Outputs from tinymorph:

1. A text-based inlay hints suggestions from models
2. left-to-right (LTR) sequential panel to get users feedback on manual steering
3. An optional panel allowing users to choose certain features to play with possible generations of their text
4. Additional panel for hyperparameter tuning for generation intervention

Stakeholders

tinymorph main stakeholders include writers, and engineers whose write. tinymorph seeks to help writers to be more productive in their writing, getting over their creative block. Additionally, tinymorph also aims to encourage engineers who write to be more creative and structure with their writing, while stay true to their tone. Writing, at the end of the day, are very personal, which means a tool should not dictate how one should write.

Environment

The following encapsulates both hardware and software environment for tinymorph:

hardware.

• For local inference, GPUs will be preferred for faster time-to-first-tokens over CPUs.
• For users’ own hosted inference server, it will requires to have internet connection for running inference.
• tinymorph is a text editor, therefore it would be able to run on any modern computer regardless of operating system.

software.

• Cross-platform support
• A series of SAEs will be trained and used for feature steering.
• Support for offline inference (users can run LLMs locally).
• Minimal dependencies with intuitive UIs to demonstrate tinymorph’s capabilities.

Goals

• A file-over-app web-based text editor.
• User feedback-loop for steering through planning.
• Efficient activation caching for feature steering.
• Functional SAEs for guided steering.
• OpenAI-compatible API for LLM server.

Stretch Goals

• local inference.
• integrations with different device forms (tablets, e-readers).
• Cross-platform GUI.

Challenge Level and Extras

Challenge level for tinymorph is advanced, since the project is exploring what is possible to build AI-native interfaces.
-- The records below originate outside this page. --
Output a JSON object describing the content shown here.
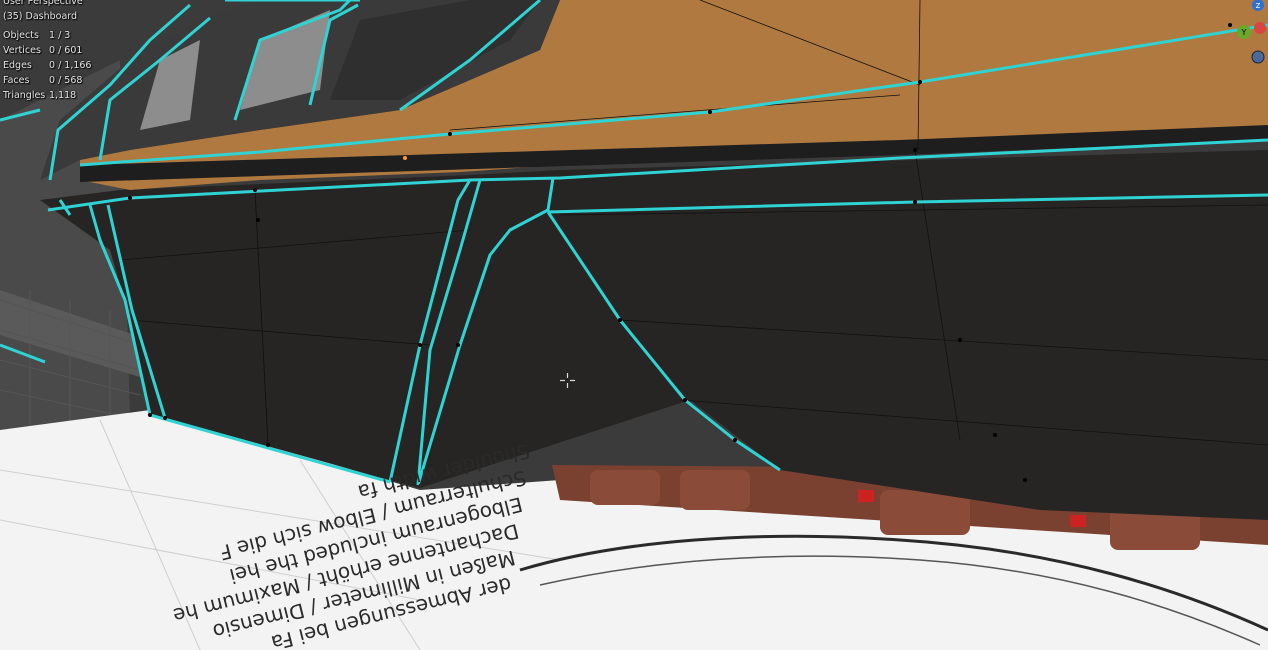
{
  "viewport": {
    "view_name": "User Perspective",
    "collection_object": "(35) Dashboard"
  },
  "stats": [
    {
      "label": "Objects",
      "value": "1 / 3"
    },
    {
      "label": "Vertices",
      "value": "0 / 601"
    },
    {
      "label": "Edges",
      "value": "0 / 1,166"
    },
    {
      "label": "Faces",
      "value": "0 / 568"
    },
    {
      "label": "Triangles",
      "value": "1,118"
    }
  ],
  "gizmo": {
    "axis_y_label": "Y",
    "axis_z_label": "Z"
  },
  "colors": {
    "selection_edge": "#2fd3d3",
    "mesh_dark": "#262523",
    "mesh_orange": "#b07a46",
    "grid_bg": "#3a3a3a",
    "reference_paper": "#f4f4f4",
    "seat_brown": "#6e3a2a"
  },
  "reference_image_text": [
    "der Abmessungen bei Fa",
    "Maßen in Millimeter / Dimensio",
    "Dachantenne erhöht / Maximum he",
    "Elbogenraum included the hei",
    "Schulterraum / Elbow sich die F",
    "Shoulder width fa"
  ]
}
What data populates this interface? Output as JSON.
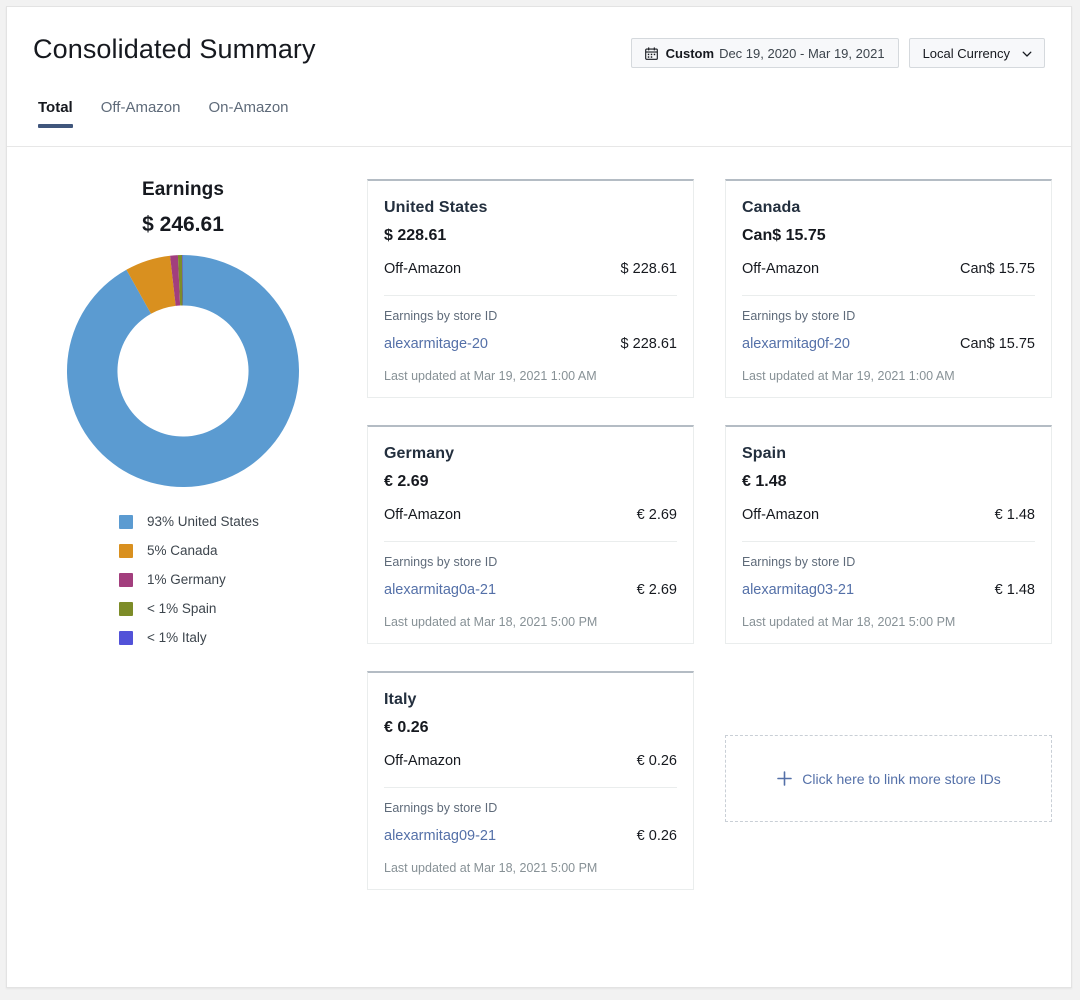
{
  "header": {
    "title": "Consolidated Summary",
    "date_picker": {
      "icon": "calendar-icon",
      "label": "Custom",
      "range": "Dec 19, 2020 - Mar 19, 2021"
    },
    "currency_selector": {
      "label": "Local Currency",
      "icon": "chevron-down-icon"
    }
  },
  "tabs": [
    {
      "label": "Total",
      "active": true
    },
    {
      "label": "Off-Amazon",
      "active": false
    },
    {
      "label": "On-Amazon",
      "active": false
    }
  ],
  "earnings": {
    "title": "Earnings",
    "total": "$ 246.61"
  },
  "chart_data": {
    "type": "pie",
    "title": "Earnings",
    "subtitle": "$ 246.61",
    "variant": "donut",
    "start_angle_deg": 0,
    "direction": "clockwise",
    "inner_radius_ratio": 0.565,
    "legend_position": "bottom-left",
    "categories": [
      "United States",
      "Canada",
      "Germany",
      "Spain",
      "Italy"
    ],
    "values": [
      228.61,
      15.75,
      2.69,
      1.48,
      0.26
    ],
    "percent_labels": [
      "93%",
      "5%",
      "1%",
      "< 1%",
      "< 1%"
    ],
    "percents": [
      92.7,
      6.39,
      1.09,
      0.6,
      0.11
    ],
    "colors": [
      "#5b9bd1",
      "#d9901f",
      "#a23e7d",
      "#7d8c28",
      "#5252d8"
    ],
    "legend": [
      {
        "label": "93% United States",
        "color": "#5b9bd1"
      },
      {
        "label": "5% Canada",
        "color": "#d9901f"
      },
      {
        "label": "1% Germany",
        "color": "#a23e7d"
      },
      {
        "label": "< 1% Spain",
        "color": "#7d8c28"
      },
      {
        "label": "< 1% Italy",
        "color": "#5252d8"
      }
    ]
  },
  "cards": [
    {
      "country": "United States",
      "amount": "$ 228.61",
      "channel_label": "Off-Amazon",
      "channel_amount": "$ 228.61",
      "store_section_label": "Earnings by store ID",
      "store_id": "alexarmitage-20",
      "store_amount": "$ 228.61",
      "updated": "Last updated at Mar 19, 2021 1:00 AM"
    },
    {
      "country": "Canada",
      "amount": "Can$ 15.75",
      "channel_label": "Off-Amazon",
      "channel_amount": "Can$ 15.75",
      "store_section_label": "Earnings by store ID",
      "store_id": "alexarmitag0f-20",
      "store_amount": "Can$ 15.75",
      "updated": "Last updated at Mar 19, 2021 1:00 AM"
    },
    {
      "country": "Germany",
      "amount": "€ 2.69",
      "channel_label": "Off-Amazon",
      "channel_amount": "€ 2.69",
      "store_section_label": "Earnings by store ID",
      "store_id": "alexarmitag0a-21",
      "store_amount": "€ 2.69",
      "updated": "Last updated at Mar 18, 2021 5:00 PM"
    },
    {
      "country": "Spain",
      "amount": "€ 1.48",
      "channel_label": "Off-Amazon",
      "channel_amount": "€ 1.48",
      "store_section_label": "Earnings by store ID",
      "store_id": "alexarmitag03-21",
      "store_amount": "€ 1.48",
      "updated": "Last updated at Mar 18, 2021 5:00 PM"
    },
    {
      "country": "Italy",
      "amount": "€ 0.26",
      "channel_label": "Off-Amazon",
      "channel_amount": "€ 0.26",
      "store_section_label": "Earnings by store ID",
      "store_id": "alexarmitag09-21",
      "store_amount": "€ 0.26",
      "updated": "Last updated at Mar 18, 2021 5:00 PM"
    }
  ],
  "link_more": {
    "icon": "plus-icon",
    "label": "Click here to link more store IDs"
  },
  "theme": {
    "accent": "#40567c",
    "link": "#5470a8",
    "text": "#16191f",
    "muted": "#5f6b7a"
  }
}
It involves the field of mechanistic interpretability, which is a relatively new field in alignment research that involves a lot of domain knowledge into the inner working of transformers circuits.

Extras that we wish to pursue: Design Thinking, Research.

Reasoning:

1. Design Thinking: tinymorph will explore new interactions for writing, which means design thinking is required for us to prototype on ideas.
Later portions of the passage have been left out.